Daily Archives: February 23, 2024

What Is a Toggle?

Originally, a toggle was a pin passed through an eye of a rope to fasten it. The word has since evolved to describe a switch with two positions — on and off — such as the key that turns on and off the caps lock function of your keyboard. Today, it’s a common design element used in computer software and hardware settings and preferences menus. It’s also used to control features on a website such as the visibility of article sections or items.

Toggles are often a good choice for controlling what can be seen by users of an application. They can help manage complexity and provide clarity by establishing an initial state and then updating what the toggle controls based on whether it is currently flipped on or off. This can be a very powerful way to present users with different options, and can be a more accessible alternative to radio buttons or checkboxes.

When it comes to accessibility, however, toggles can be problematic if not designed properly. As a visual element, they are generally difficult to read for people with low vision and some types of color blindness. They are also not ideal for users using assistive technologies because they don’t update based on their current state, so people with impaired vision may not know that the toggle has changed states. And even if they do know that the toggle has changed, it can be confusing for them to understand what the new state means — particularly when designers use colors like green and red which have very specific meanings to these groups of users.

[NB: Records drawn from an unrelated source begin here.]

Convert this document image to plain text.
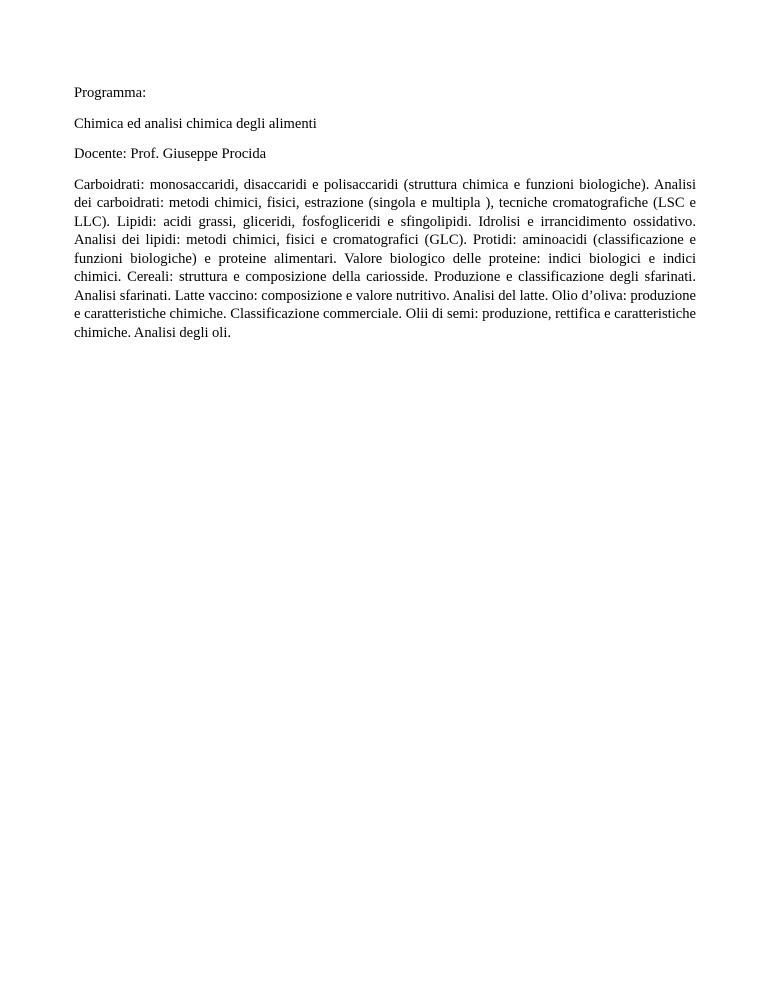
Programma:

Chimica ed analisi chimica degli alimenti

Docente: Prof. Giuseppe Procida

Carboidrati: monosaccaridi, disaccaridi e polisaccaridi (struttura chimica e funzioni biologiche). Analisi dei carboidrati: metodi chimici, fisici, estrazione (singola e multipla ), tecniche cromatografiche (LSC e LLC). Lipidi: acidi grassi, gliceridi, fosfogliceridi e sfingolipidi. Idrolisi e irrancidimento ossidativo. Analisi dei lipidi: metodi chimici, fisici e cromatografici (GLC). Protidi: aminoacidi (classificazione e funzioni biologiche) e proteine alimentari. Valore biologico delle proteine: indici biologici e indici chimici. Cereali: struttura e composizione della cariosside. Produzione e classificazione degli sfarinati. Analisi sfarinati. Latte vaccino: composizione e valore nutritivo. Analisi del latte. Olio d’oliva: produzione e caratteristiche chimiche. Classificazione commerciale. Olii di semi: produzione, rettifica e caratteristiche chimiche. Analisi degli oli.
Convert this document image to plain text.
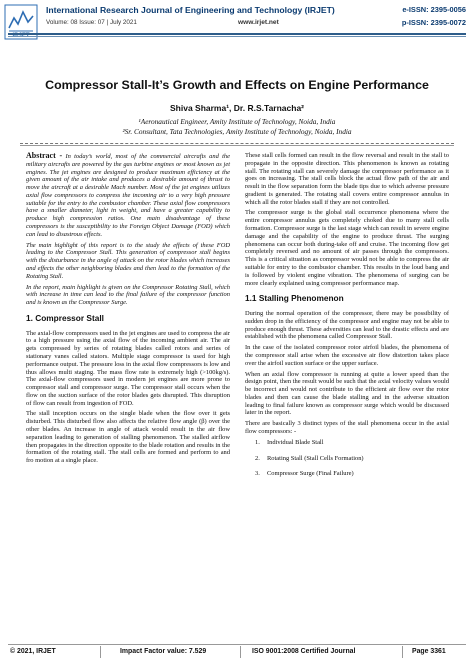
International Research Journal of Engineering and Technology (IRJET)
Volume: 08 Issue: 07 | July 2021	www.irjet.net
e-ISSN: 2395-0056
p-ISSN: 2395-0072
Compressor Stall-It’s Growth and Effects on Engine Performance
Shiva Sharma¹, Dr. R.S.Tarnacha²
¹Aeronautical Engineer, Amity Institute of Technology, Noida, India
²Sr. Consultant, Tata Technologies, Amity Institute of Technology, Noida, India

Abstract - In today’s world, most of the commercial aircrafts and the military aircrafts are powered by the gas turbine engines or most known as jet engines. The jet engines are designed to produce maximum efficiency at the given amount of the air intake and produces a desirable amount of thrust to move the aircraft at a desirable Mach number. Most of the jet engines utilizes axial flow compressors to compress the incoming air to a very high pressure suitable for the entry to the combustor chamber. These axial flow compressors have a smaller diameter, light in weight, and have a greater capability to produce high compression ratios. One main disadvantage of these compressors is the susceptibility to the Foreign Object Damage (FOD) which can lead to disastrous effects.

The main highlight of this report is to the study the effects of these FOD leading to the Compressor Stall. This generation of compressor stall begins with the disturbance in the angle of attack on the rotor blades which increases and effects the other neighboring blades and then lead to the formation of the Rotating Stall.

In the report, main highlight is given on the Compressor Rotating Stall, which with increase in time can lead to the final failure of the compressor function and is known as the Compressor Surge.

1. Compressor Stall

The axial-flow compressors used in the jet engines are used to compress the air to a high pressure using the axial flow of the incoming ambient air. The air gets compressed by series of rotating blades called rotors and series of stationary vanes called stators. Multiple stage compressor is used for high performance output. The pressure loss in the axial flow compressors is low and thus allows multi staging. The mass flow rate is extremely high (>100kg/s). The axial-flow compressors used in modern jet engines are more prone to compressor stall and compressor surge. The compressor stall occurs when the flow on the suction surface of the rotor blades gets disrupted. This disruption of flow can result from ingestion of FOD.

The stall inception occurs on the single blade when the flow over it gets disturbed. This disturbed flow also affects the relative flow angle (β) over the other blades. An increase in angle of attack would result in the air flow separation leading to generation of stalling phenomenon. The stalled airflow then propagates in the direction opposite to the blade rotation and results in the formation of the rotating stall. The stall cells are formed and perform to and fro motion at a single place.

These stall cells formed can result in the flow reversal and result in the stall to propagate in the opposite direction. This phenomenon is known as rotating stall. The rotating stall can severely damage the compressor performance as it goes on increasing. The stall cells block the actual flow path of the air and result in the flow separation form the blade tips due to which adverse pressure gradient is generated. The rotating stall covers entire compressor annulus in which all the rotor blades stall if they are not controlled.

The compressor surge is the global stall occurrence phenomena where the entire compressor annulus gets completely choked due to many stall cells formation. Compressor surge is the last stage which can result in severe engine damage and the capability of the engine to produce thrust. The surging phenomena can occur both during-take off and cruise. The incoming flow get completely reversed and no amount of air passes through the compressors. This is a critical situation as compressor would not be able to compress the air suitable for entry to the combustor chamber. This results in the loud bang and is followed by violent engine vibration. The phenomena of surging can be more clearly explained using compressor performance map.

1.1 Stalling Phenomenon

During the normal operation of the compressor, there may be possibility of sudden drop in the efficiency of the compressor and engine may not be able to produce enough thrust. These adversities can lead to the drastic effects and are established with the phenomena called Compressor Stall.

In the case of the isolated compressor rotor airfoil blades, the phenomena of the compressor stall arise when the excessive air flow distortion takes place over the airfoil suction surface or the upper surface.

When an axial flow compressor is running at quite a lower speed than the design point, then the result would be such that the axial velocity values would be incorrect and would not contribute to the efficient air flow over the rotor blades and then can cause the blade stalling and in the adverse situation leading to final failure known as compressor surge which would be discussed later in the report.

There are basically 3 distinct types of the stall phenomena occur in the axial flow compressors: -

1. Individual Blade Stall
2. Rotating Stall (Stall Cells Formation)
3. Compressor Surge (Final Failure)
© 2021, IRJET	Impact Factor value: 7.529	ISO 9001:2008 Certified Journal	Page 3361
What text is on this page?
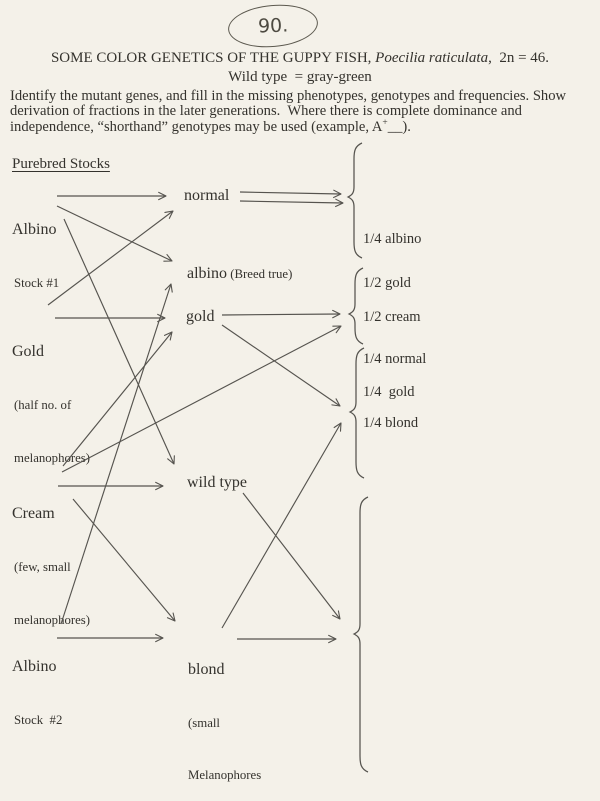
90.
SOME COLOR GENETICS OF THE GUPPY FISH, Poecilia raticulata,  2n = 46.
Wild type  = gray-green
Identify the mutant genes, and fill in the missing phenotypes, genotypes and frequencies. Show
derivation of fractions in the later generations.  Where there is complete dominance and
independence, “shorthand” genotypes may be used (example, A+__).
Purebred Stocks

Albino

Stock #1

Gold

(half no. of

melanophores)

Cream

(few, small

melanophores)

Albino

Stock  #2

normal
albino (Breed true)
gold
wild type

blond

(small

Melanophores

1/4 albino
1/2 gold
1/2 cream
1/4 normal
1/4  gold
1/4 blond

One common use of toggles is in experiments (often called multivariate or A/B testing). Toggle switches are a way to change the codepaths that a given user takes based on their cohort status — so a test can be run with a different path for each cohort without needing to modify each cohort’s configuration. Toggle switches are a popular way to enable this type of testing and to make data-driven optimizations to things like Call To Action wording or the tab headers in the metadata section.

In a world of ever-increasing product complexity, it’s important to have clear and consistent controls for managing the feature flow and providing users with options. This is why it’s a best practice to use a label rather than an icon for every toggle and to update the appearance of the label based on its current state.

Savvy teams view the Feature Toggle inventory as an inventory that has a carrying cost and seek to keep it as low as possible. They may do this by adding a task to the backlog when they add a toggle, or by putting “expiration dates” on them so that they are automatically removed when they no longer serve their purpose. They may also add a note to the product description for each toggle explaining why it is being provided.